In the Cesear's Forum production of Jean Anouilh's The Lark, now at Kennedy's Cabaret, Joan's brief bio is sketched out during the trial that eventually condemns her to a flaming death at age 19. Blending two adaptations of the original script by Christopher Fry and Lillian Hellman, director Greg Cesear attempts to capture a fresh perspective on the intersection of politics and morality -- not such an irrelevant issue right about now. Unfortunately, what's been created here is an oddly sterile, bloodless recitation of a story that should fairly pulse with glory and pain.
This courtroom drama is led by the Earl of Warwick, an English official who wants to get on with the barbecue, and Pierre Cauchon, a rigid and arrogant French bishop. Charged with the crimes of heresy and witchcraft (the only explanation for how a schoolgirl could lead an army of men to multiple victories), drag-king Joan is invited to recount her life story, between interrogations by church bigwigs. The play touches on the high points, such as the heavenly instructions that led her to enlist, her mystical first encounter with the Dauphin, and soaring battlefield triumphs that led her to be dubbed "a lark in the sky."
Joan's confounding qualities of insolent confidence and devout humility are portrayed convincingly by chisel-jawed Laura Borgione (even though this actor's adolescent years are disappearing rapidly in the rearview mirror). But the other key roles add little. Ron Newell is largely somnolent as Warwick, using a repetitious speaking rhythm that becomes tiresome, while Jeffrey Steven Allen's Cauchon lacks dramatic clarity, due to an oddly flat, affectless delivery. Brian Bowers is a nicely dissipated young Charles, and Michael G. Regnier stirs up a bit of ire as the Inquisitor in the second act, but by that time the audience has unpacked its marshmallows and is ready for the bonfire.
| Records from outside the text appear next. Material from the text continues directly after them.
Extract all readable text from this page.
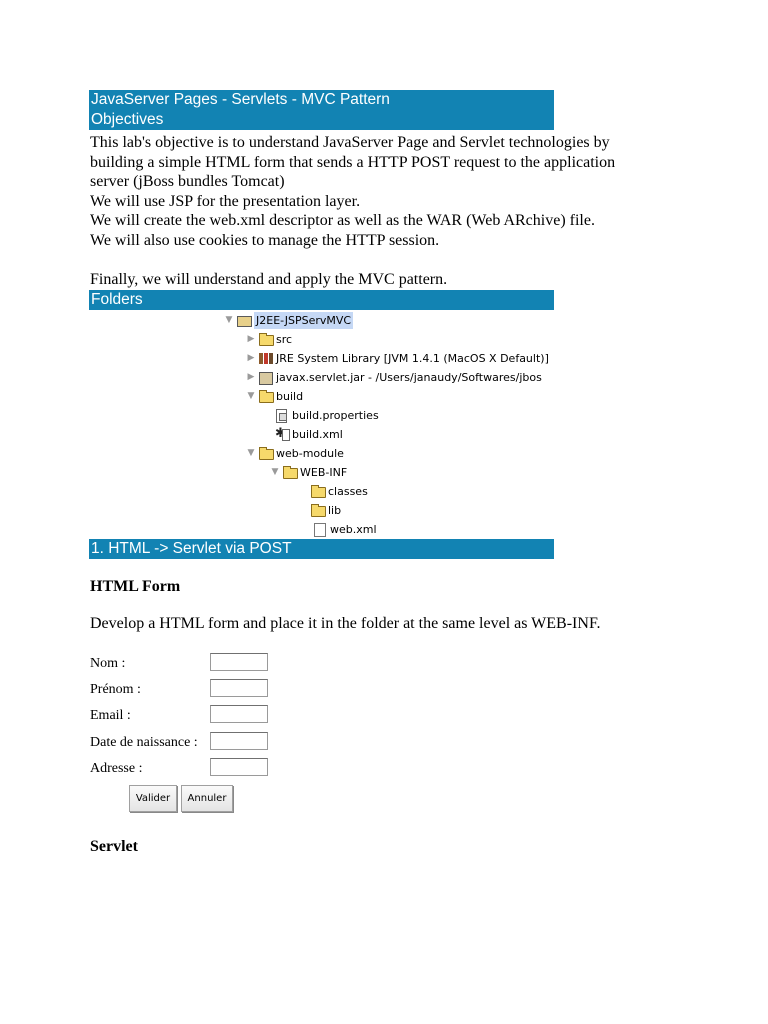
JavaServer Pages - Servlets - MVC Pattern
Objectives
This lab's objective is to understand JavaServer Page and Servlet technologies by
building a simple HTML form that sends a HTTP POST request to the application
server (jBoss bundles Tomcat)
We will use JSP for the presentation layer.
We will create the web.xml descriptor as well as the WAR (Web ARchive) file.
We will also use cookies to manage the HTTP session.
Finally, we will understand and apply the MVC pattern.
Folders
▼	J2EE-JSPServMVC
▶	src
▶	JRE System Library [JVM 1.4.1 (MacOS X Default)]
▶	javax.servlet.jar - /Users/janaudy/Softwares/jbos
▼	build
build.properties
✱
build.xml
▼	web-module
▼	WEB-INF
classes
lib
web.xml
1. HTML -> Servlet via POST
HTML Form
Develop a HTML form and place it in the folder at the same level as WEB-INF.
Nom :
Prénom :
Email :
Date de naissance :
Adresse :
Valider	Annuler
Servlet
Considering the hot-button topics raised by Joan of Arc's story, it's mystifying that there isn't more passion in Cesear's production. Staged on a square catwalk-like platform, with an open space in the center where actors wait their turn, the performers are squeezed into static positions that make it difficult for them to interact or react spontaneously. As a result, much of the dialogue seems like isolated speeches set next to each other, rather than the ardent engagements of committed people. And that could burn anyone up.